Played Half Life 2 for the first time in my life at 25, 10/10 perfect game.
Avoid nostalgia?
Yes, ignore false history.
Is the update actually anything significant?
The full list is on steam, the main thing is it’s bundled all hl2 games in one package, integrated workshop for mod installation, and added new developer commentary for hl2. Also a bunch of misc fixes etc.
If you’re into the nuts and bolts of game development at all, the commentary is fantastic.
When it first came out, for some reason, I thought all games would start following Valve’s lead and introduce commentary.
And now two decades later, I don’t know if any other games have.
Then again, we have other ways like game devs talking on podcasts/live stream.

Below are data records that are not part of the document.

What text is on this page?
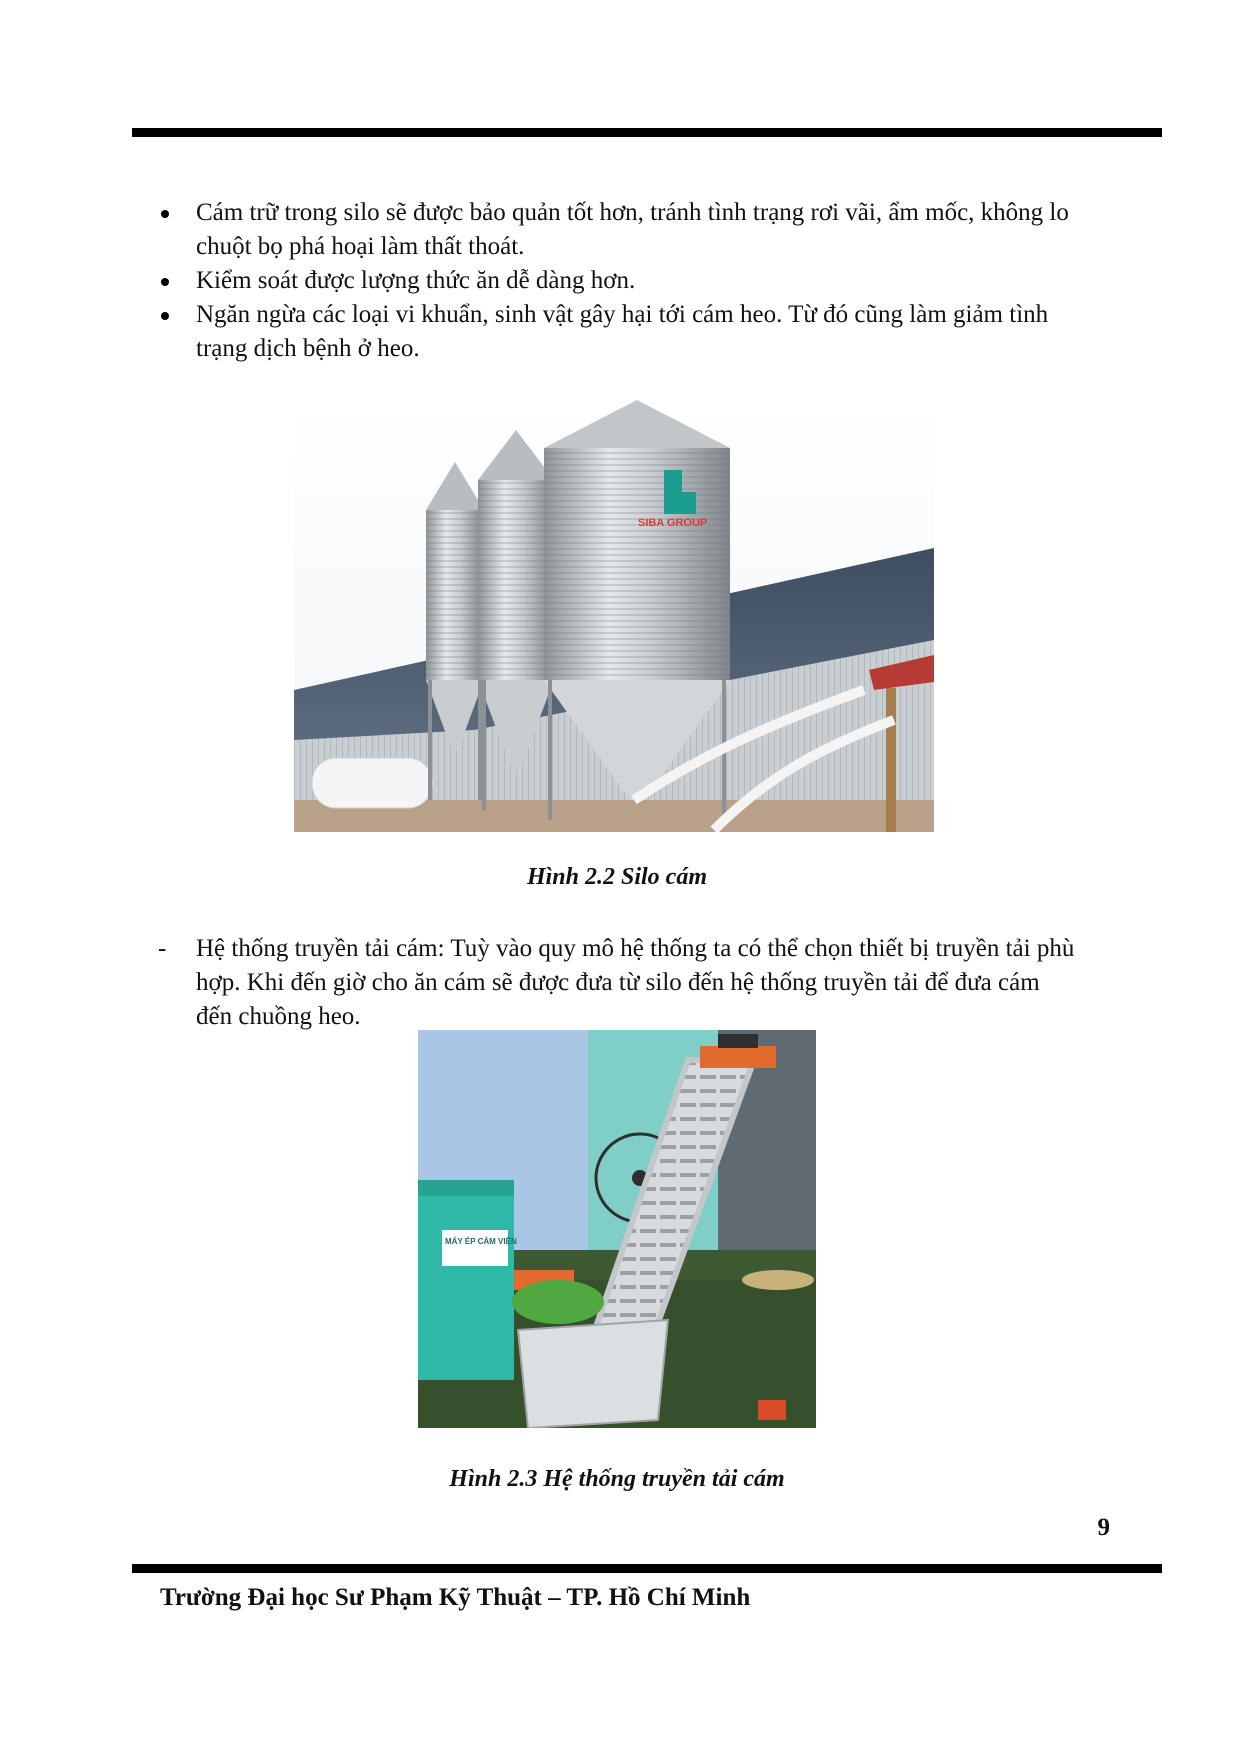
Cám trữ trong silo sẽ được bảo quản tốt hơn, tránh tình trạng rơi vãi, ẩm mốc, không lo chuột bọ phá hoại làm thất thoát.
Kiểm soát được lượng thức ăn dễ dàng hơn.
Ngăn ngừa các loại vi khuẩn, sinh vật gây hại tới cám heo. Từ đó cũng làm giảm tình trạng dịch bệnh ở heo.
SIBA GROUP
Hình 2.2 Silo cám
- Hệ thống truyền tải cám: Tuỳ vào quy mô hệ thống ta có thể chọn thiết bị truyền tải phù hợp. Khi đến giờ cho ăn cám sẽ được đưa từ silo đến hệ thống truyền tải để đưa cám đến chuồng heo.
MÁY ÉP CÁM VIÊN
Hình 2.3 Hệ thống truyền tải cám
9
Trường Đại học Sư Phạm Kỹ Thuật – TP. Hồ Chí Minh
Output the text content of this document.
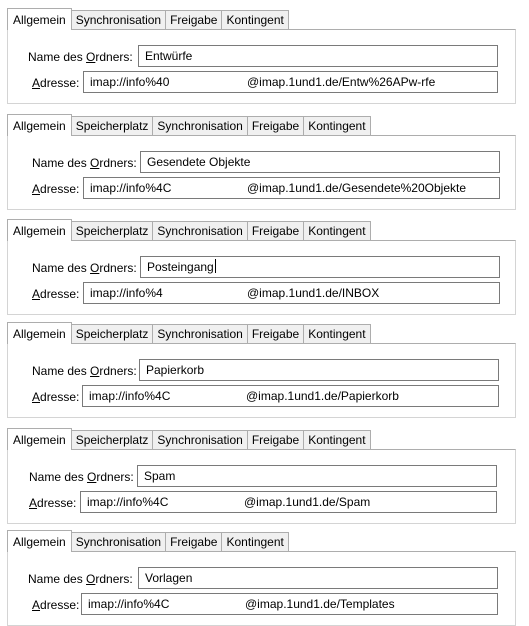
Allgemein Synchronisation Freigabe Kontingent
Name des Ordners:	Entwürfe
Adresse: imap://info%40	@imap.1und1.de/Entw%26APw-rfe
Allgemein Speicherplatz Synchronisation Freigabe Kontingent
Name des Ordners: Gesendete Objekte
Adresse: imap://info%4C	@imap.1und1.de/Gesendete%20Objekte
Allgemein Speicherplatz Synchronisation Freigabe Kontingent
Name des Ordners: Posteingang
Adresse: imap://info%4	@imap.1und1.de/INBOX
Allgemein Speicherplatz Synchronisation Freigabe Kontingent
Name des Ordners: Papierkorb
Adresse: imap://info%4C	@imap.1und1.de/Papierkorb
Allgemein Speicherplatz Synchronisation Freigabe Kontingent
Name des Ordners: Spam
Adresse: imap://info%4C	@imap.1und1.de/Spam
Allgemein Synchronisation Freigabe Kontingent
Name des Ordners:	Vorlagen
Adresse: imap://info%4C	@imap.1und1.de/Templates
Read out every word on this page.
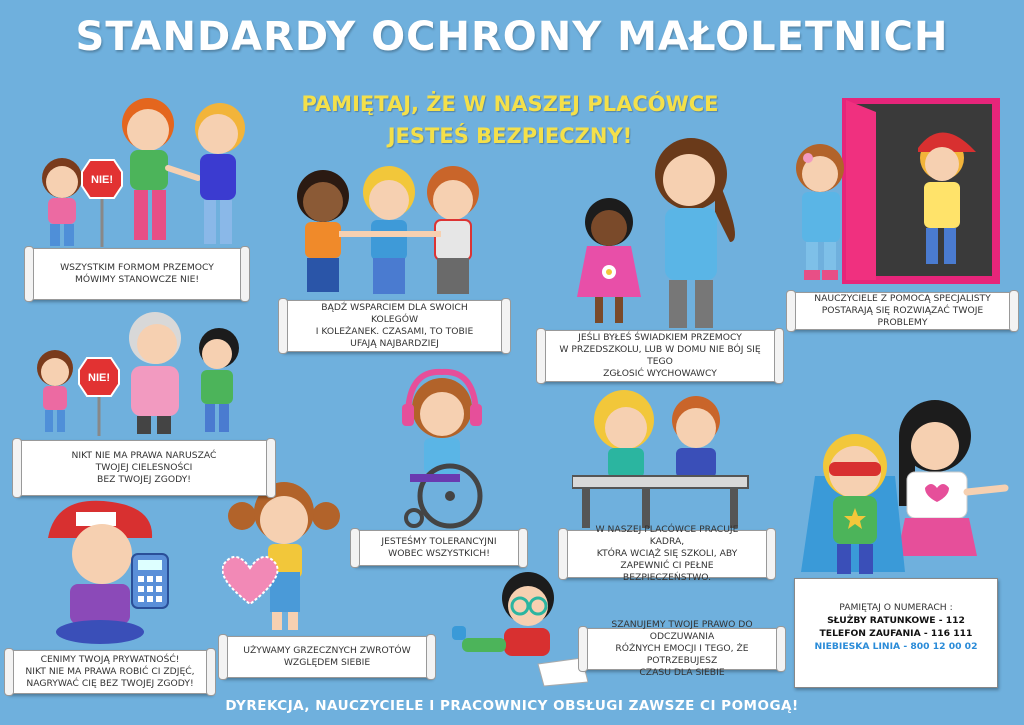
STANDARDY OCHRONY MAŁOLETNICH
PAMIĘTAJ, ŻE W NASZEJ PLACÓWCE
JESTEŚ BEZPIECZNY!
NIE!
NIE!
WSZYSTKIM FORMOM PRZEMOCY
MÓWIMY STANOWCZE NIE!
BĄDŹ WSPARCIEM DLA SWOICH KOLEGÓW
I KOLEŻANEK. CZASAMI, TO TOBIE
UFAJĄ NAJBARDZIEJ
JEŚLI BYŁEŚ ŚWIADKIEM PRZEMOCY
W PRZEDSZKOLU, LUB W DOMU NIE BÓJ SIĘ TEGO
ZGŁOSIĆ WYCHOWAWCY
NAUCZYCIELE Z POMOCĄ SPECJALISTY
POSTARAJĄ SIĘ ROZWIĄZAĆ TWOJE PROBLEMY
NIKT NIE MA PRAWA NARUSZAĆ
TWOJEJ CIELESNOŚCI
BEZ TWOJEJ ZGODY!
JESTEŚMY TOLERANCYJNI
WOBEC WSZYSTKICH!
W NASZEJ PLACÓWCE PRACUJE KADRA,
KTÓRA WCIĄŻ SIĘ SZKOLI, ABY
ZAPEWNIĆ CI PEŁNE BEZPIECZEŃSTWO.
CENIMY TWOJĄ PRYWATNOŚĆ!
NIKT NIE MA PRAWA ROBIĆ CI ZDJĘĆ,
NAGRYWAĆ CIĘ BEZ TWOJEJ ZGODY!
UŻYWAMY GRZECZNYCH ZWROTÓW
WZGLĘDEM SIEBIE
SZANUJEMY TWOJE PRAWO DO ODCZUWANIA
RÓŻNYCH EMOCJI I TEGO, ŻE POTRZEBUJESZ
CZASU DLA SIEBIE
PAMIĘTAJ O NUMERACH :
SŁUŻBY RATUNKOWE - 112
TELEFON ZAUFANIA - 116 111
NIEBIESKA LINIA - 800 12 00 02
DYREKCJA, NAUCZYCIELE I PRACOWNICY OBSŁUGI ZAWSZE CI POMOGĄ!
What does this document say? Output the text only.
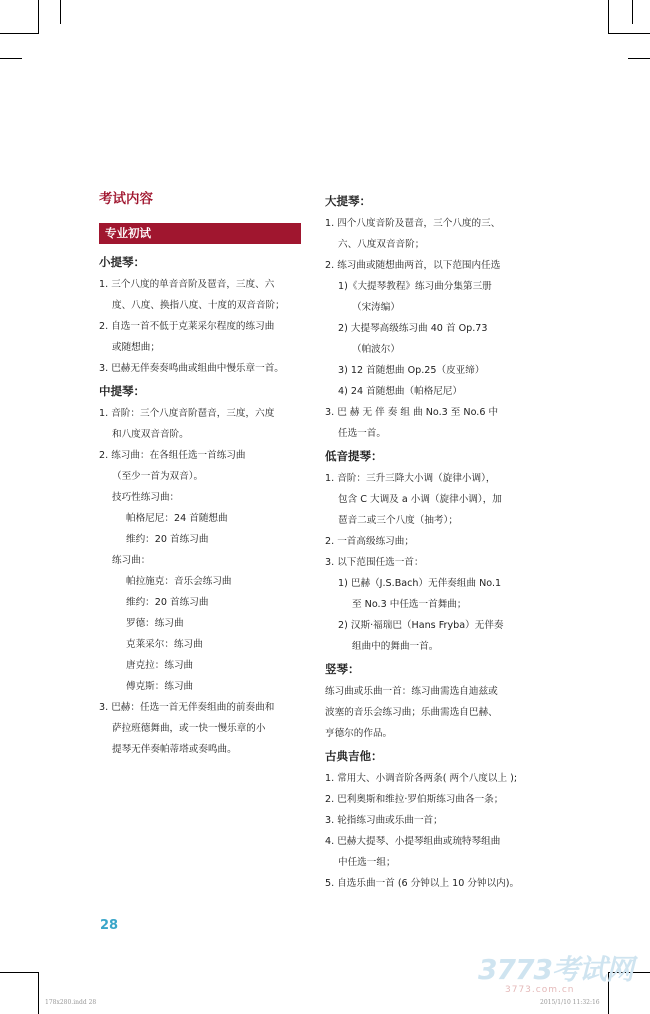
考试内容
专业初试
小提琴：
1. 三个八度的单音音阶及琶音，三度、六
度、八度、换指八度、十度的双音音阶；
2. 自选一首不低于克莱采尔程度的练习曲
或随想曲；
3. 巴赫无伴奏奏鸣曲或组曲中慢乐章一首。
中提琴：
1. 音阶：三个八度音阶琶音，三度，六度
和八度双音音阶。
2. 练习曲：在各组任选一首练习曲
（至少一首为双音）。
技巧性练习曲：
帕格尼尼：24 首随想曲
维约：20 首练习曲
练习曲：
帕拉施克：音乐会练习曲
维约：20 首练习曲
罗德：练习曲
克莱采尔：练习曲
唐克拉：练习曲
傅克斯：练习曲
3. 巴赫：任选一首无伴奏组曲的前奏曲和
萨拉班德舞曲，或一快一慢乐章的小
提琴无伴奏帕蒂塔或奏鸣曲。
大提琴：
1. 四个八度音阶及琶音，三个八度的三、
六、八度双音音阶；
2. 练习曲或随想曲两首，以下范围内任选
1)《大提琴教程》练习曲分集第三册
（宋涛编）
2) 大提琴高级练习曲 40 首 Op.73
（帕波尔）
3) 12 首随想曲 Op.25（皮亚缔）
4) 24 首随想曲（帕格尼尼）
3. 巴 赫 无 伴 奏 组 曲 No.3 至 No.6 中
任选一首。
低音提琴：
1. 音阶：三升三降大小调（旋律小调），
包含 C 大调及 a 小调（旋律小调），加
琶音二或三个八度（抽考）；
2. 一首高级练习曲；
3. 以下范围任选一首：
1) 巴赫（J.S.Bach）无伴奏组曲 No.1
至 No.3 中任选一首舞曲；
2) 汉斯·福瑞巴（Hans Fryba）无伴奏
组曲中的舞曲一首。
竖琴：
练习曲或乐曲一首：练习曲需选自迪兹或
波塞的音乐会练习曲；乐曲需选自巴赫、
亨德尔的作品。
古典吉他：
1. 常用大、小调音阶各两条( 两个八度以上 );
2. 巴利奥斯和维拉·罗伯斯练习曲各一条；
3. 轮指练习曲或乐曲一首；
4. 巴赫大提琴、小提琴组曲或琉特琴组曲
中任选一组；
5. 自选乐曲一首 (6 分钟以上 10 分钟以内)。
28
3773考试网
3773.com.cn
178x280.indd 28	2015/1/10 11:32:16
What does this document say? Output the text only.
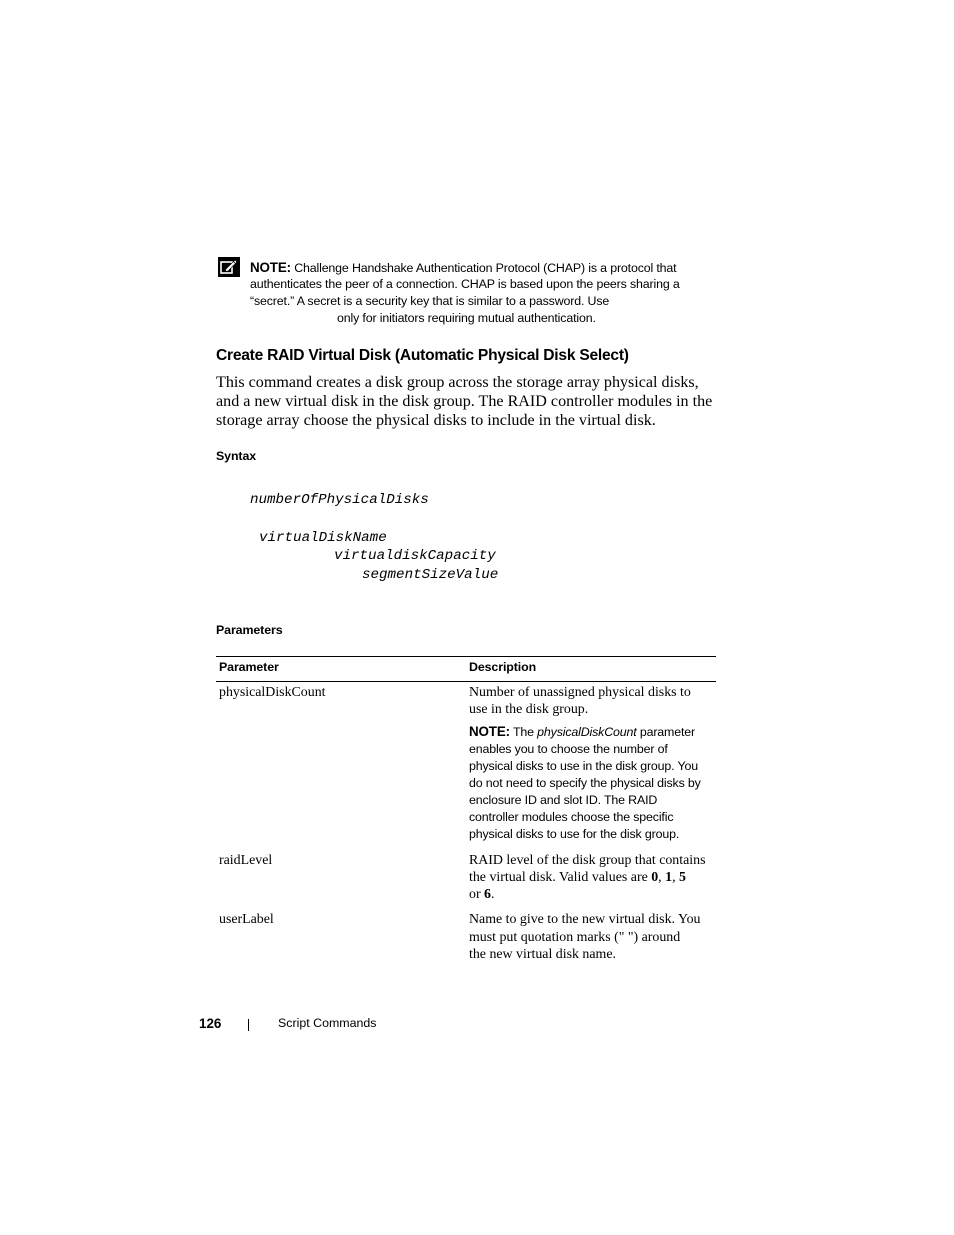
NOTE: Challenge Handshake Authentication Protocol (CHAP) is a protocol that
authenticates the peer of a connection. CHAP is based upon the peers sharing a
“secret.” A secret is a security key that is similar to a password. Use
only for initiators requiring mutual authentication.
Create RAID Virtual Disk (Automatic Physical Disk Select)
This command creates a disk group across the storage array physical disks,
and a new virtual disk in the disk group. The RAID controller modules in the
storage array choose the physical disks to include in the virtual disk.
Syntax
numberOfPhysicalDisks
virtualDiskName
virtualdiskCapacity
segmentSizeValue
Parameters
Parameter	Description
physicalDiskCount	Number of unassigned physical disks to
use in the disk group.
NOTE: The physicalDiskCount parameter
enables you to choose the number of
physical disks to use in the disk group. You
do not need to specify the physical disks by
enclosure ID and slot ID. The RAID
controller modules choose the specific
physical disks to use for the disk group.
raidLevel	RAID level of the disk group that contains
the virtual disk. Valid values are 0, 1, 5
or 6.
userLabel	Name to give to the new virtual disk. You
must put quotation marks (" ") around
the new virtual disk name.
126	Script Commands
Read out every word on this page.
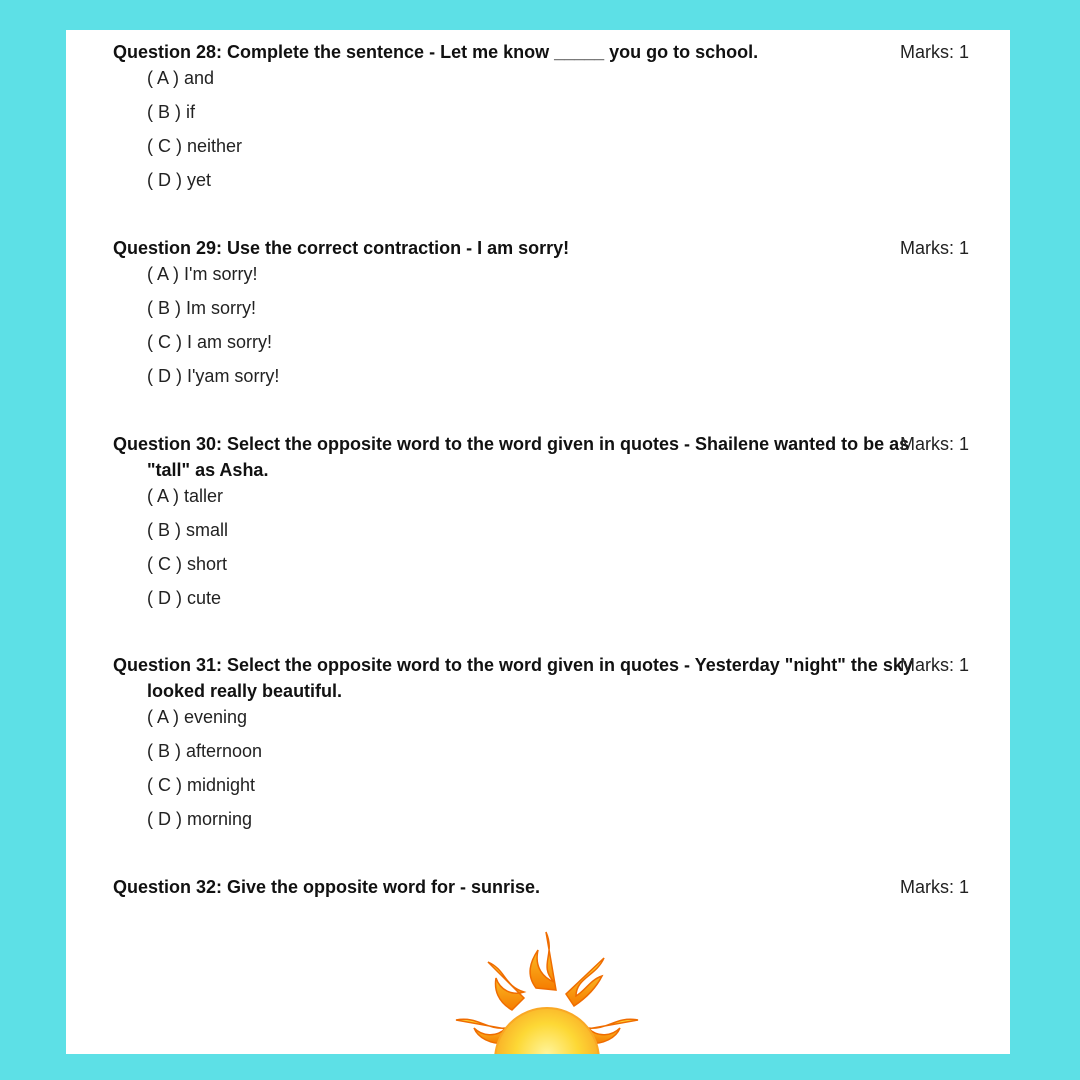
Question 28: Complete the sentence - Let me know _____ you go to school.

( A ) and
( B ) if
( C ) neither
( D ) yet
Marks: 1

Question 29: Use the correct contraction - I am sorry!

( A ) I'm sorry!
( B ) Im sorry!
( C ) I am sorry!
( D ) I'yam sorry!
Marks: 1

Question 30: Select the opposite word to the word given in quotes - Shailene wanted to be as "tall" as Asha.

( A ) taller
( B ) small
( C ) short
( D ) cute
Marks: 1

Question 31: Select the opposite word to the word given in quotes - Yesterday "night" the sky looked really beautiful.

( A ) evening
( B ) afternoon
( C ) midnight
( D ) morning
Marks: 1

Question 32: Give the opposite word for - sunrise.	Marks: 1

I keep trying to play half-life and keep quitting everytime because of motion sickness
Have you tried increasing FOV?
I was totally fine playing HL1, and HL2, and HL2 episode 1… but I never finished episode 2 because of motion sickness. The problem isn’t really with episode 2 though. The problem is just that I got old, and now I get motion sickness from FPS games that didn’t affect me before.
But I do know that not every FPS makes me sick. I think mouse-look smoothing helps. I’m not certain what else, but I’d try messing with the field-of-view angle and stuff like that.
I thought it was just me! I played every HL game as a teen. Now 20 years later, my old eyes seem to struggle a bit.
And yeah, changing FoV is what solved it for me.
How does that compare to Concord?
I don’t think these two games can be reasonably compared. HL2 is currently free, while concord was a paid game.
Also, Concord is so old that they don’t even sell it anymore…
Man , it’s dead just let it go. Digging on Concord was funny the first week it was shelved
Digging on Concord was funnier for longer than its server were online.
Fair enough.
Katana314@lemmy.world 1 hour ago
The way in which Half-Life maintained a continuous viewpoint over long stretches of gameplay and landscape was always so immersive to me. Games like God of War and Dead Space did something similar, but Valve had an additional challenge.
They almost never take player control, instead relying on mere hints of where to loo; they even have the character sequences scripted for wherever the player was standing. That all usually took a lot of their effort.
I could be biased because I even enjoyed toying with their choreography tool, which let you layer simple gestures together; so without making a new animation, you could have someone both lean forward and nod right, and point their thumb right.